Encoders

Overview

This document provides information and guides for using the various encoder types supported by Tinymovr.

Observer bandwidth

Tinymovr uses an observer in order to filter readings from the encoders. The bandwidth value corresponds to the desired observer bandwidth. It is a configurable value and depends on the dynamics that you wish to achieve with your motor. Keep in mind that high bandwidth values used with motors with fewer pole pairs will make the motors oscillate around the setpoint and have a rough tracking performance (perceivable “knocks” when the rotor moves). On the other hand, too low of a bandwidth value may cause the motor to lose tracking in highly dynamic motions. If you are certain such motions will not be possible (e.g. in heavy moving platforms) you may reduce the bandwidth to ensure smoother motion.

Onboard Magnetic

All Tinymovr controllers feature an onboard magnetic absolute angle sensor that allows high precision angle measurement for efficient commutation and high bandwidth motor control.

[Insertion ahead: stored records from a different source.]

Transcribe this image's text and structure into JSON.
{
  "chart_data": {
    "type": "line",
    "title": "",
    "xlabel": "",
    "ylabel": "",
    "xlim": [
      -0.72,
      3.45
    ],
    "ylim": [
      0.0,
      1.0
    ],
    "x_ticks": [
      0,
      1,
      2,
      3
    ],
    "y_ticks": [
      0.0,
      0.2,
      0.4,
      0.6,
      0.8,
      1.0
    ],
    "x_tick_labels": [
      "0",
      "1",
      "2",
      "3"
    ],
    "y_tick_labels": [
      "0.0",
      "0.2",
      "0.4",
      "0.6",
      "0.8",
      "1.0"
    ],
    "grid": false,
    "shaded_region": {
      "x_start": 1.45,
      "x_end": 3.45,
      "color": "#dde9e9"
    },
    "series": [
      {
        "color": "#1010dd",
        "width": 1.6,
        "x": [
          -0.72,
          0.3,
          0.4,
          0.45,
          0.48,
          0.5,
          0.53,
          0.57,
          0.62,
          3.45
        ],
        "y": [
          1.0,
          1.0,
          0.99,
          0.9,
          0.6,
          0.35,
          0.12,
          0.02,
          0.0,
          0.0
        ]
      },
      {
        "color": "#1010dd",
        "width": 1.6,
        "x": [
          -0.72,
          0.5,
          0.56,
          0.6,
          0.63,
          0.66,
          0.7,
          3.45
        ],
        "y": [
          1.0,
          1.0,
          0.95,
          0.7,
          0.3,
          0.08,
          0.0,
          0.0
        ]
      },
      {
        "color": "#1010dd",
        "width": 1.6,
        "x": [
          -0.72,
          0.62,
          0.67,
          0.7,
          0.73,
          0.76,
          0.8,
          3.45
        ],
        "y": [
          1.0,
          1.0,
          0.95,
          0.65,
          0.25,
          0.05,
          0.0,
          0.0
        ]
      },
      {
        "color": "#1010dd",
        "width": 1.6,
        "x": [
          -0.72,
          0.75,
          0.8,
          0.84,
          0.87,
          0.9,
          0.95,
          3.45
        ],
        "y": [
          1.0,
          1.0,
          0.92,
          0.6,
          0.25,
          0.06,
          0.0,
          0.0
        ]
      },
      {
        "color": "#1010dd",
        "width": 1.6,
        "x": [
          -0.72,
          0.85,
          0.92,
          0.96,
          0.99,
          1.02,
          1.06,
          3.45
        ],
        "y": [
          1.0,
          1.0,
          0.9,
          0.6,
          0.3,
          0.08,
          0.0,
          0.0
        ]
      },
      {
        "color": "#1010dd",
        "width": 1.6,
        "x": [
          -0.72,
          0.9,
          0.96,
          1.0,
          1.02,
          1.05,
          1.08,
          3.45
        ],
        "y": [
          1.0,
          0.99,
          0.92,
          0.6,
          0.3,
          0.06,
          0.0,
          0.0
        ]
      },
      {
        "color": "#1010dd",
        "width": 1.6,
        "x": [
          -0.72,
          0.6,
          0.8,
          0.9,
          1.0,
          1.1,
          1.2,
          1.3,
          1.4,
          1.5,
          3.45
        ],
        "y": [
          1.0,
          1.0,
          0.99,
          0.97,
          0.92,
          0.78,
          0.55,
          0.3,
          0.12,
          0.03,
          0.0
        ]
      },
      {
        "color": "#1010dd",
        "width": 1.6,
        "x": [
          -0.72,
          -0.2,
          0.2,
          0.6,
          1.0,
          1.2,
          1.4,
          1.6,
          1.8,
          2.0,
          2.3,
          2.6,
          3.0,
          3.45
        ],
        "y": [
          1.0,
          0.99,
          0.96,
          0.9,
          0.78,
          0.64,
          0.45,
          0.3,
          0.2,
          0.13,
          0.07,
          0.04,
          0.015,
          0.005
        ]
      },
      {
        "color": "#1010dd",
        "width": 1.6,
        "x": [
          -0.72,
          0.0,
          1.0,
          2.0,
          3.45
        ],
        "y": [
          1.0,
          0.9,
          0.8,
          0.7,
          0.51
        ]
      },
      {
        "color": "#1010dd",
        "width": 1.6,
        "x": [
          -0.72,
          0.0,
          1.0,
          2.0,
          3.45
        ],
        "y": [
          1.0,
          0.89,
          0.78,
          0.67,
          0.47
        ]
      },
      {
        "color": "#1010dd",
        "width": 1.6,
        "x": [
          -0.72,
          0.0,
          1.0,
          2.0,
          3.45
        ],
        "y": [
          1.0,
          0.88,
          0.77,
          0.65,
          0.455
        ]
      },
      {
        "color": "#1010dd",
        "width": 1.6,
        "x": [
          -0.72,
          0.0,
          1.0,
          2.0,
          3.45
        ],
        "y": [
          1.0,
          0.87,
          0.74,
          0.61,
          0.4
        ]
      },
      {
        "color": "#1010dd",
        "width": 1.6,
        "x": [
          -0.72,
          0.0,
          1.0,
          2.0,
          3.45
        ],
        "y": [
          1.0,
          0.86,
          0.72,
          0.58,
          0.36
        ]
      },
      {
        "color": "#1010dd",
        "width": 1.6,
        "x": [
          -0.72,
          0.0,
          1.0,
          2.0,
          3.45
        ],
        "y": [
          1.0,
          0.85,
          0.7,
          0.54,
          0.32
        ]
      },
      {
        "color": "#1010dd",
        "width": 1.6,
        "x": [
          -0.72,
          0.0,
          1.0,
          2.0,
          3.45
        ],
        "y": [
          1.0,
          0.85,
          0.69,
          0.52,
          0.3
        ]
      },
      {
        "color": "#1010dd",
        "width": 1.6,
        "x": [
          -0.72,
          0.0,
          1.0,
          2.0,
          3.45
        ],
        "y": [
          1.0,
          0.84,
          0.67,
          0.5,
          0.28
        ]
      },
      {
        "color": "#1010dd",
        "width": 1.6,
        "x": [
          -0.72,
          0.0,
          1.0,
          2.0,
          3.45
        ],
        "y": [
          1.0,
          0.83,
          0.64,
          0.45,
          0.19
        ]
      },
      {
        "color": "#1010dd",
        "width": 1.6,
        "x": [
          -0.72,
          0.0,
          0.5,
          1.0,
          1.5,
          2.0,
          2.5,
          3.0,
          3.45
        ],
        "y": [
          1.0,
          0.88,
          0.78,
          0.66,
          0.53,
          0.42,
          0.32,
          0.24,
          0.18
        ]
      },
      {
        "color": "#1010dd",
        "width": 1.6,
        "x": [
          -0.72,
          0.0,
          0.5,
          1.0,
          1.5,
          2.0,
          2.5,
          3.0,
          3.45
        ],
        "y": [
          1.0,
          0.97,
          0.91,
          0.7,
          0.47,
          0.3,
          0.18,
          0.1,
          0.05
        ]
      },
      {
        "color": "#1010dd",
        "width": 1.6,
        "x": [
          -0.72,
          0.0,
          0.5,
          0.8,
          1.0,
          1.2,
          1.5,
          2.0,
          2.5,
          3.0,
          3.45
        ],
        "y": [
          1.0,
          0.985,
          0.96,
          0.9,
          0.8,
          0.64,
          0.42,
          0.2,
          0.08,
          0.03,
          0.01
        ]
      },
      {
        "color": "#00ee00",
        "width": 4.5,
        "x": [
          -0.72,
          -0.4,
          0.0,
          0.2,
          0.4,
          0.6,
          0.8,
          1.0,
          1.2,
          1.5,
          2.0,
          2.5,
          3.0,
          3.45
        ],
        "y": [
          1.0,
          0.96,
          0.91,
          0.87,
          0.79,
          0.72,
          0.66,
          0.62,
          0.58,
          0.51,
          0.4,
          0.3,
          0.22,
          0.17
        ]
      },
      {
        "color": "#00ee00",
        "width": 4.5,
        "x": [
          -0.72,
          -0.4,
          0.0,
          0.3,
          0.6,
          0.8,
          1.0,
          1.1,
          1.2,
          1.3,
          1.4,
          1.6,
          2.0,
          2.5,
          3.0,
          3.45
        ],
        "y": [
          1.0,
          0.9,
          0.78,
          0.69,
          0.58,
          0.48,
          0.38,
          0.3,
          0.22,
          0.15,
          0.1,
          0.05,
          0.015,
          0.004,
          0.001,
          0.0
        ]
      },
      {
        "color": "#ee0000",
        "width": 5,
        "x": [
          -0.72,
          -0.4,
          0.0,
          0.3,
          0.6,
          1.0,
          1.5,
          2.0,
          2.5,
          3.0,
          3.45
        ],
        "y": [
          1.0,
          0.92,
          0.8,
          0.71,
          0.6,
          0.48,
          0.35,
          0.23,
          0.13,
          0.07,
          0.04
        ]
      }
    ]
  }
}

This is enabled by default and does not require any specific setup, apart from initial encoder/motor calibration.

The onboard sensor is enabled by default, so no special configuration is necessary. Should you need to switch to the onboard sensor, use the following commands:

tm1.set_encoder_config(0, 1500) # encoder type, bandwidth
tm1.save_config()
tm1.reset() # encoder change is applied after reset

The value of 1500 in bandwidth is the default value configured for the onboard sensor, which works well for most configurations.

Hall Effect Sensor

Tinymovr R5 supports external Hall effect sensors for commutation and positioning. Hall effect sensors generate a specific sequence in the 3 phase encoder signal as the rotor moves. By reading this sequence, the rotor position is determined in one of six 60 degree sectors along the electrical cycle.

Hardware Setup

To use Hall effect sensors, you need to connect the sensor’s power supply, phases and ground to the correct pins on the Tinymovr board. The pinout for the Hall effect sensor connector is shown below.

Hall effect sensor connection diagram

Note

The diagram shows the connector side of the board, i.e. the side where the CAN, UART and SPI connectors, and also the DC-link capacitors are located.

Note the U, V and W pins. These need to be connected to the respective pins of the sensor. The pin labeled T is currently not in use. In addition, the 3.3V power supply and the GND need to be connected to the sensor as well.

Note

Tinymovr supplies 3.3V on the AUX power supply pin. If your sensor uses 5V, or if it needs more than 50mA, you’ll need to provide power externally, e.g. through a dedicated buck converter.

Configuration

As a first step you need to configure the sensor type and observer bandwidth.

tm1.set_encoder_config(1, 100) # encoder type, bandwidth

This sets the encoder type to Hall effect sensor, and the encoder bandwidth to 100.

Next, you need to set the motor configuration:

tm1.set_motor_config(0, 15, 4) # motor type, pole pairs, calibration current
tm1.save_config()
tm1.reset() # encoder change is applied after reset

This sets the motor type and pole pairs, and restarts Tinymovr. The board needs to be reset following saving of the config, to enable the encoder change. For safety reasons, any change to the encoder type is only enabled at next boot.

Next comes tuning of gains. Gains are determined on the resolution of a full mechanical turn fo the motor. When using the onboard magnetic sensor, the resolution is fixed to 8192 ticks. However, when using the Hall effect sensor, the mechanical resolution is variable, and amounts to 6 * pole_pair_count. As such, if you have a 15 pp motor, your mechanical resolution would be 90.

Because of this vast change in resolution (almost 2 orders of magnitude), the gains need to be updated:

tm1.set_gains(5, 0.07) # position gain, velocity gain

The values above are just an example using a 15 pp hoverboard motor. For your own motor, you need to determine these experimentally. In position control mode, start by raising the default velocity gain until your motor experiences oscillations. The back up by a factor of two, and repeat the same for velocity control. This simple tuning heuristic does not result in an optimal configuration but the gains are workable.

Last step is motor/encoder calibration:

tm1.calibrate()

After calibration finishes, you should be able to control the motor:

tm1.velocity_control()
tm1.set_vel_setpoint(100) # around 60 rpm for a 15 pp motor

The motor should now move at a constant velocity.